The problem isn't rating scales, it's the assumption that employee ratings need to conform to a bell curve and that the bottom of the bell curve needs to go. If the outcome of your hiring and firing processes is not random, this should not be the case.
I once had a teammate get an apology from our manager because he had been required to give a poor rating to someone.
Even if your hiring system is perfect, you'd still have a bell shaped performance curve. But since people understand that their hiring isn't perfect, they look for ways to keep improving. I wonder how many of those here who get their panties in a bunch over rating on a curve have actually had to manage, and make a profit from, largish groups of people.

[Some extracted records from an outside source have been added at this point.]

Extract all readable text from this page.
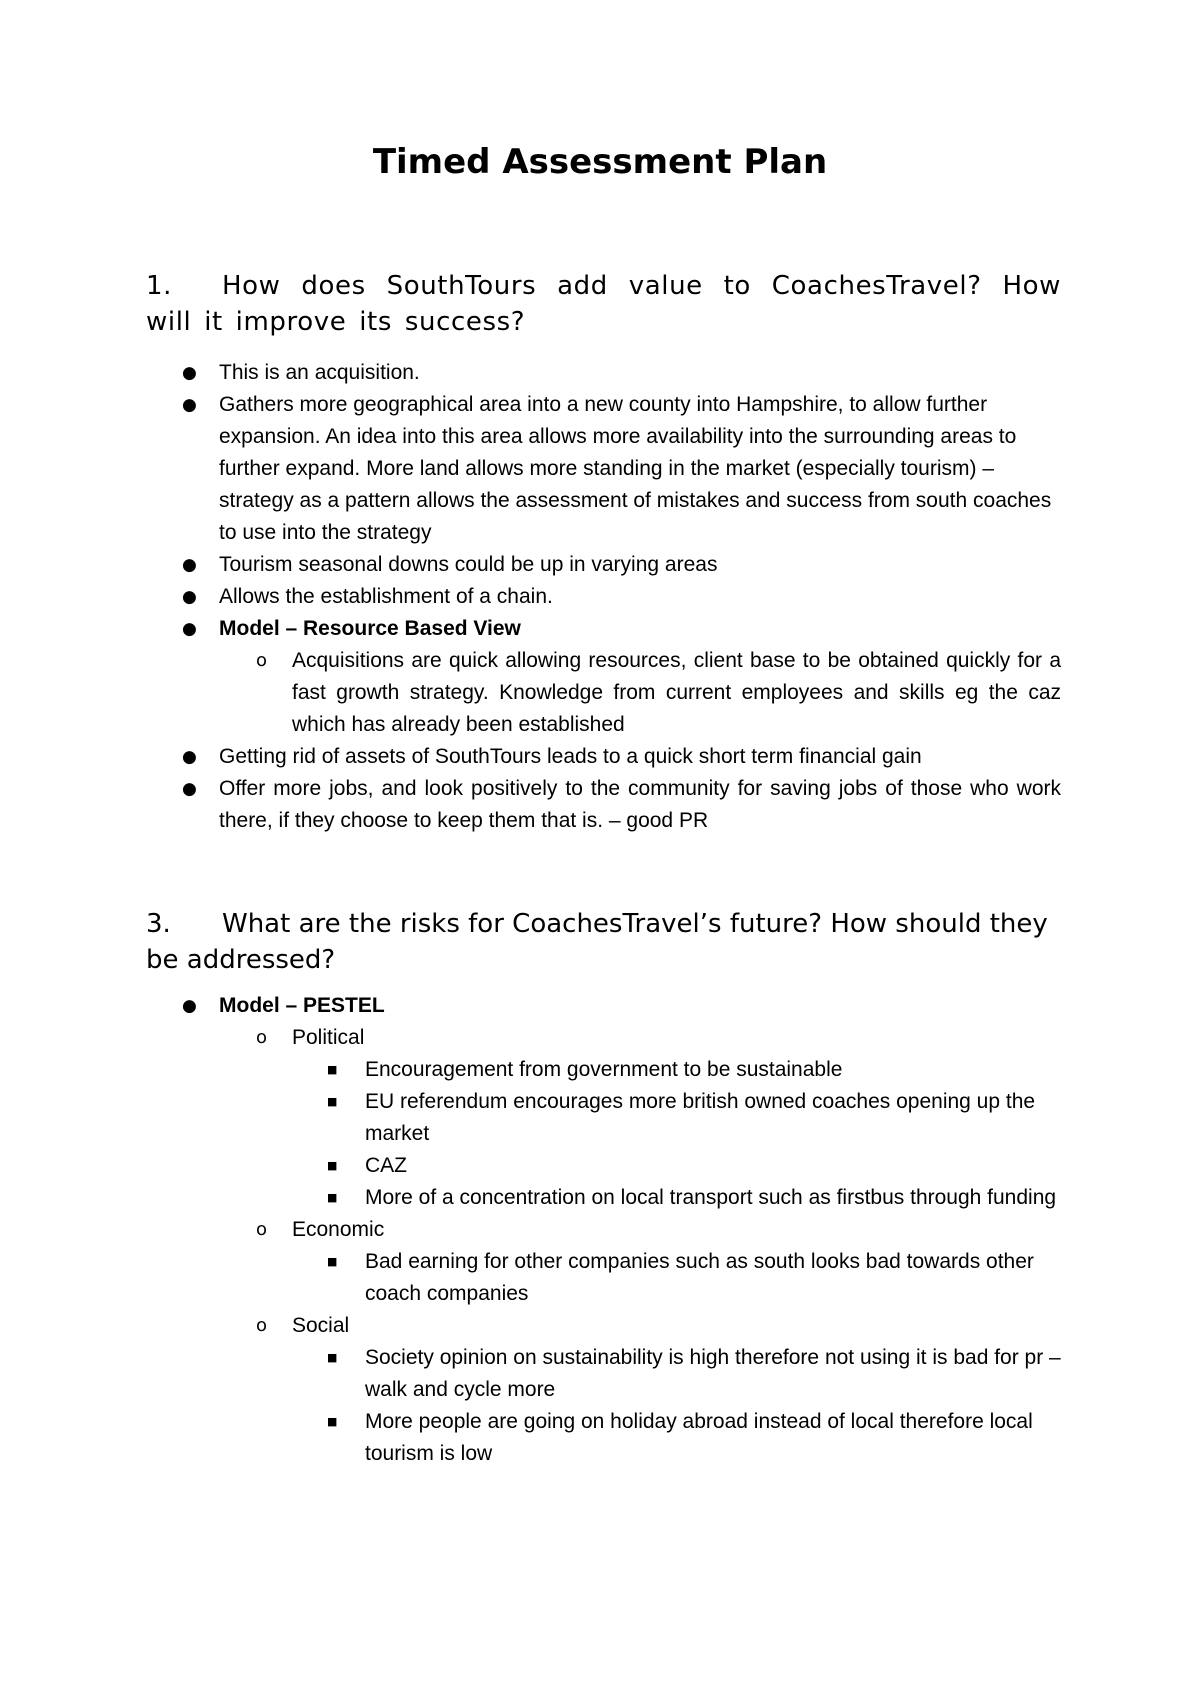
Timed Assessment Plan
1. How does SouthTours add value to CoachesTravel? How will it improve its success?
● This is an acquisition.
● Gathers more geographical area into a new county into Hampshire, to allow further expansion. An idea into this area allows more availability into the surrounding areas to further expand. More land allows more standing in the market (especially tourism) – strategy as a pattern allows the assessment of mistakes and success from south coaches to use into the strategy
● Tourism seasonal downs could be up in varying areas
● Allows the establishment of a chain.
● Model – Resource Based View
o Acquisitions are quick allowing resources, client base to be obtained quickly for a fast growth strategy. Knowledge from current employees and skills eg the caz which has already been established
● Getting rid of assets of SouthTours leads to a quick short term financial gain
● Offer more jobs, and look positively to the community for saving jobs of those who work there, if they choose to keep them that is. – good PR
3. What are the risks for CoachesTravel’s future? How should they be addressed?
● Model – PESTEL
o Political
■ Encouragement from government to be sustainable
■ EU referendum encourages more british owned coaches opening up the market
■ CAZ
■ More of a concentration on local transport such as firstbus through funding
o Economic
■ Bad earning for other companies such as south looks bad towards other coach companies
o Social
■ Society opinion on sustainability is high therefore not using it is bad for pr – walk and cycle more
■ More people are going on holiday abroad instead of local therefore local tourism is low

"The normal distribution is useful because of the central limit theorem. In its most general form, under some conditions (which include finite variance), it states that averages of random variables independently drawn from independent distributions converge in distribution to the normal, that is, become normally distributed when the number of random variables is sufficiently large."
This is why engineers get frustrated with managers that pretend to know math. Employees are not selected randomly and companies like to apply curves to even medium and small departments. A normal distribution does not apply.
Well, if your hiring system is perfect (and your talent management, and your leadership, and your product, and luck is on your side) you could have a giant spike on the right: all perfect people.
That's not realistic, so there's some sort of distribution. It's probably at least somewhat bell-shaped. Even when the average is very high, and your worst performer is still "pretty good", they're still bringing down the quality of your staff. If your process is that good, you could replace that person and go from good to great.
This is all hyperbole: this only applies to large populations, this assumes you can normalize (hard), and this assumes no one is lagging (never true).
I once had a teammate get an apology from our manager because he had been required to give a poor rating to someone.